Krys edged beside Matt as his mother escorted Temple from the archway of the small foyer into the modest apartment’s living room. Matt lingered to let them get acquainted.
“Going for miniatures in your old age, huh, Cuz?” Krys murmured under her breath.
“Don’t do that cynical routine, Krys. Own what you are; Temple does. I remember you had a bleak time in junior high when the other kids called you ‘Mrs. Ed.’”
It was hard to see highly rouged cheeks flush but Matt detected a sideways shamed glance.
“You’re a shrink, sort of,” Krys said. “What’s with the girlfriend’s overcompensating heavy-metal heels?”
“You noticed them, didn’t you? Consider it akin to a gang insignia.”
“You warned her about me?” Krys sounded cheerier. “You don’t need a bodyguard.”
She pushed closer as Matt swung Louie’s carrier around from behind his hip. Krys was staring into a dark feline face with slitted eyes and flattened ears that looked mighty like a black panther.
“Time to let the ‘famous cat’ out on his razor-bearing paws.” Matt lowered the leopard-skin bag to the entry hall’s ceramic tiles and unzipped the front flap.
Midnight Louie strutted right out. No peeking and peering and pussyfooting by lingering inside.

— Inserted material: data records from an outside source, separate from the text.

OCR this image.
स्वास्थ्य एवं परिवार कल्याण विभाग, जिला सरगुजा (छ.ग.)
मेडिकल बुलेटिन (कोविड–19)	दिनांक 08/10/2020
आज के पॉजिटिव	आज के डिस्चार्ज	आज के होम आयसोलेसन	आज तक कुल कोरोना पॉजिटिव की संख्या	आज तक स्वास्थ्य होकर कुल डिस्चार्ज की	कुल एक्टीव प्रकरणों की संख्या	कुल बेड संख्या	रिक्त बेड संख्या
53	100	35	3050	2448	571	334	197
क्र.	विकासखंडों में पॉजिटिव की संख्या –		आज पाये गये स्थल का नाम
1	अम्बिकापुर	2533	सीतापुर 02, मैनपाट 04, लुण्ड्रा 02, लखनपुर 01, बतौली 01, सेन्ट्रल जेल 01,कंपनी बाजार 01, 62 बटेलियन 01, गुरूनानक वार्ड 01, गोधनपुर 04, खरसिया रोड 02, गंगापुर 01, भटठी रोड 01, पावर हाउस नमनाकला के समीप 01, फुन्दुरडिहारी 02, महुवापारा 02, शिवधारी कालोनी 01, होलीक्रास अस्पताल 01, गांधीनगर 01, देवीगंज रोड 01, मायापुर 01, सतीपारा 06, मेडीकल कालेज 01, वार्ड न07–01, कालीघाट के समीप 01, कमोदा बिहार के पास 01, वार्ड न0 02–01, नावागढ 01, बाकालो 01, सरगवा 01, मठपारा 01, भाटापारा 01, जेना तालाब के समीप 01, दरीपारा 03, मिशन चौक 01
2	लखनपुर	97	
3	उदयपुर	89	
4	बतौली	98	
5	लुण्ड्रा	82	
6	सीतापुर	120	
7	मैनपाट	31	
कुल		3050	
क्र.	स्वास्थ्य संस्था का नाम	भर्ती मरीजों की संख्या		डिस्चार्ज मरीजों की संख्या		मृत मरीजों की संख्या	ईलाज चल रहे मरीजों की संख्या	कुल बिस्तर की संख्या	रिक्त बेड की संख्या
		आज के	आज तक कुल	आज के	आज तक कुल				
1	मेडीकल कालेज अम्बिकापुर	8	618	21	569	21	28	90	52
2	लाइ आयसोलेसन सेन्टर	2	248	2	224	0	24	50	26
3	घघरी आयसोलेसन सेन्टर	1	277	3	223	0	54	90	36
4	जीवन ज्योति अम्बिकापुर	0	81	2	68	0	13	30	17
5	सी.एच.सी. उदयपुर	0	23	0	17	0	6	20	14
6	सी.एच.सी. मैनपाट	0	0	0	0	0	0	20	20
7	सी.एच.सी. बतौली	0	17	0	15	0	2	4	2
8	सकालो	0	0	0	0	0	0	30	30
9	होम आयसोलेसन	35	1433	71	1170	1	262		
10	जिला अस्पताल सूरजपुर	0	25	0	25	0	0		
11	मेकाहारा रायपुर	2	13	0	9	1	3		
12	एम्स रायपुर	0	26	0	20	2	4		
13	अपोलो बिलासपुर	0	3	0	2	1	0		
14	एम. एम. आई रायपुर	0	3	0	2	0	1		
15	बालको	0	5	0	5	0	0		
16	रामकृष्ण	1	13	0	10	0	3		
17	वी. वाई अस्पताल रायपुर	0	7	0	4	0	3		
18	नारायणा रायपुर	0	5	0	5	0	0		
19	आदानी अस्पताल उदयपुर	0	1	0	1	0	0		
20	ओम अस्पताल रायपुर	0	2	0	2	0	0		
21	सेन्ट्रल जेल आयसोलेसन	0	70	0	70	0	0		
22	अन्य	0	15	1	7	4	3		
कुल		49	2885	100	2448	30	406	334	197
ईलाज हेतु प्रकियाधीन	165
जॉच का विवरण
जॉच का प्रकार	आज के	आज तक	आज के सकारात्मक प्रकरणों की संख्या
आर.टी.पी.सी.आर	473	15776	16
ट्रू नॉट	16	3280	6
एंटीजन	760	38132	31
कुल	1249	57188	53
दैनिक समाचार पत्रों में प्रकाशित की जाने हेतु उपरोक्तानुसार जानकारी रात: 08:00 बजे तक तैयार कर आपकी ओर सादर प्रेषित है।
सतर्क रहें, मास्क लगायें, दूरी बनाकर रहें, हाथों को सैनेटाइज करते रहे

Krys jumped back. “Is that just a domestic cat? I mean, it’s not one of those Bengal crosses with a big cat?”
Louie was so pumped by her reaction, he immediately twined around the sinister leather ankle cuffs of her footwear and rubbed his big black nose on them in turn. Matt kept quiet, only a wry smile showing his amusement. Cats love to sniff and bite leather, and Krys’s rock-band look was providing enough of it to upholster a couch.
“Man,” she complained, mincing backwards, “that big ole boy acts like he’s ready to eat me alive.”
“He won’t hurt you … if you’re not a crook or a murderer. Temple has a knack for running across crime in her profession and this guy is her guard dog in disguise.”